Specific challenges were that Expense Reduction Analysts (ERA) had to work within a prescribed set of global arrangements including preferred supplier arrangements as specified by the Client’s European Operations.
After conducting a full 12-month audit on the import airfreight costs and surcharges, ERA was able to confirm and benchmark the current costs. Excluding surcharges, the annual costs were confirmed to be around $368,000.
Detailed discussions were held with the Client in an attempt to optimise and rationalise their activities in this area, and the lack of any Service Level Agreement was also highlighted.
Comprehensive and very detailed RFP’s were then issued to the incumbent supplier as well as other quality suppliers which included very detailed capability statements.

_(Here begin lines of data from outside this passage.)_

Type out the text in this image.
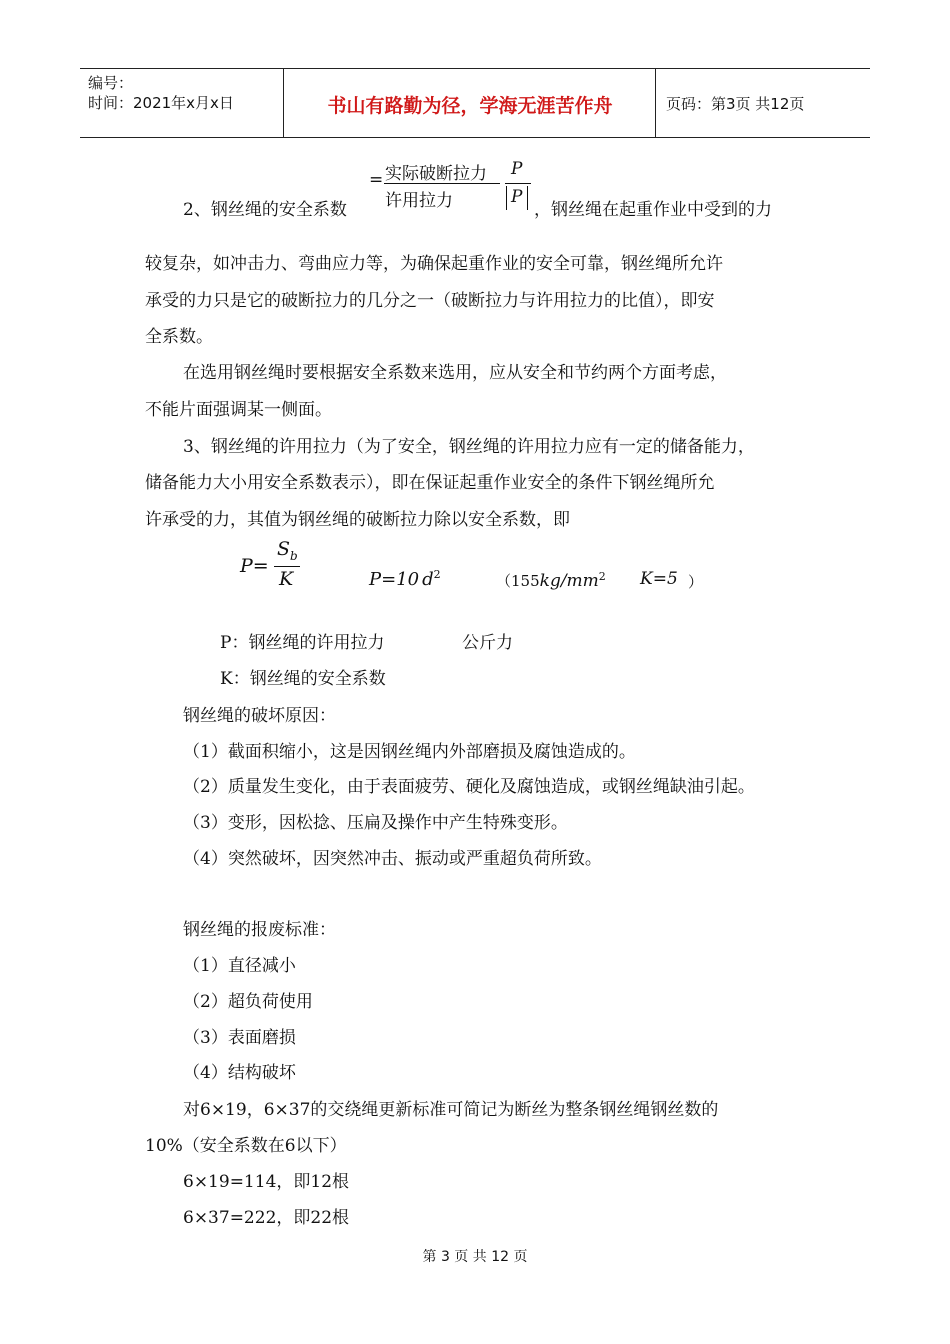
编号：
时间：2021年x月x日	书山有路勤为径，学海无涯苦作舟	页码：第3页 共12页
= 实际破断拉力
许用拉力
P
P
2、钢丝绳的安全系数	，钢丝绳在起重作业中受到的力
较复杂，如冲击力、弯曲应力等，为确保起重作业的安全可靠，钢丝绳所允许
承受的力只是它的破断拉力的几分之一（破断拉力与许用拉力的比值），即安
全系数。
在选用钢丝绳时要根据安全系数来选用，应从安全和节约两个方面考虑，
不能片面强调某一侧面。
3、钢丝绳的许用拉力（为了安全，钢丝绳的许用拉力应有一定的储备能力，
储备能力大小用安全系数表示），即在保证起重作业安全的条件下钢丝绳所允
许承受的力，其值为钢丝绳的破断拉力除以安全系数，即
P=
$S_b$
K	P=10 $d^2$	（$155kg/mm^2$ K=5 ）
P：钢丝绳的许用拉力	公斤力
K：钢丝绳的安全系数
钢丝绳的破坏原因：
（1）截面积缩小，这是因钢丝绳内外部磨损及腐蚀造成的。
（2）质量发生变化，由于表面疲劳、硬化及腐蚀造成，或钢丝绳缺油引起。
（3）变形，因松捻、压扁及操作中产生特殊变形。
（4）突然破坏，因突然冲击、振动或严重超负荷所致。
钢丝绳的报废标准：
（1）直径减小
（2）超负荷使用
（3）表面磨损
（4）结构破坏
对6×19，6×37的交绕绳更新标准可简记为断丝为整条钢丝绳钢丝数的
10%（安全系数在6以下）
6×19=114，即12根
6×37=222，即22根
第 3 页 共 12 页
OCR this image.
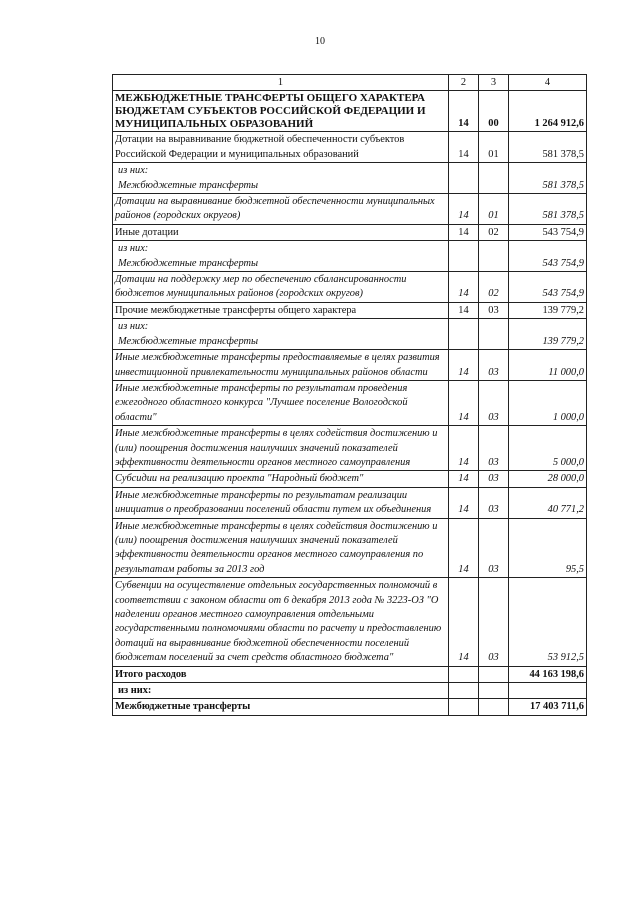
10
1	2	3	4
МЕЖБЮДЖЕТНЫЕ ТРАНСФЕРТЫ ОБЩЕГО ХАРАКТЕРА БЮДЖЕТАМ СУБЪЕКТОВ РОССИЙСКОЙ ФЕДЕРАЦИИ И МУНИЦИПАЛЬНЫХ ОБРАЗОВАНИЙ	14	00	1 264 912,6
Дотации на выравнивание бюджетной обеспеченности субъектов Российской Федерации и муниципальных образований	14	01	581 378,5
из них:
Межбюджетные трансферты			581 378,5
Дотации на выравнивание бюджетной обеспеченности муниципальных районов (городских округов)	14	01	581 378,5
Иные дотации	14	02	543 754,9
из них:
Межбюджетные трансферты			543 754,9
Дотации на поддержку мер по обеспечению сбалансированности бюджетов муниципальных районов (городских округов)	14	02	543 754,9
Прочие межбюджетные трансферты общего характера	14	03	139 779,2
из них:
Межбюджетные трансферты			139 779,2
Иные межбюджетные трансферты предоставляемые в целях развития инвестиционной привлекательности муниципальных районов области	14	03	11 000,0
Иные межбюджетные трансферты по результатам проведения ежегодного областного конкурса "Лучшее поселение Вологодской области"	14	03	1 000,0
Иные межбюджетные трансферты в целях содействия достижению и (или) поощрения достижения наилучших значений показателей эффективности деятельности органов местного самоуправления	14	03	5 000,0
Субсидии на реализацию проекта "Народный бюджет"	14	03	28 000,0
Иные межбюджетные трансферты по результатам реализации инициатив о преобразовании поселений области путем их объединения	14	03	40 771,2
Иные межбюджетные трансферты в целях содействия достижению и (или) поощрения достижения наилучших значений показателей эффективности деятельности органов местного самоуправления по результатам работы за 2013 год	14	03	95,5
Субвенции на осуществление отдельных государственных полномочий в соответствии с законом области от 6 декабря 2013 года № 3223-ОЗ "О наделении органов местного самоуправления отдельными государственными полномочиями области по расчету и предоставлению дотаций на выравнивание бюджетной обеспеченности поселений бюджетам поселений за счет средств областного бюджета"	14	03	53 912,5
Итого расходов			44 163 198,6
из них:			
Межбюджетные трансферты			17 403 711,6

After a full evaluation process, the Client elected to retain the incumbent supplier. Besides a huge improvement in the transparency of landed costs and reporting procedures, the Client now has the benefit of a formal and documented Service Level Agreement (SLA) to ‘lock down’ the quantifiable savings of 28.8% per annum that were achieved. During the course of the Project, ERA also identified several billing errors and overcharges and negotiated a refund from the supplier to compensate.
“We now better understand our cost drivers, we have full transparency of costs, we have a formalised SLA and we’ve saved in excess of $100,000 per annum as well."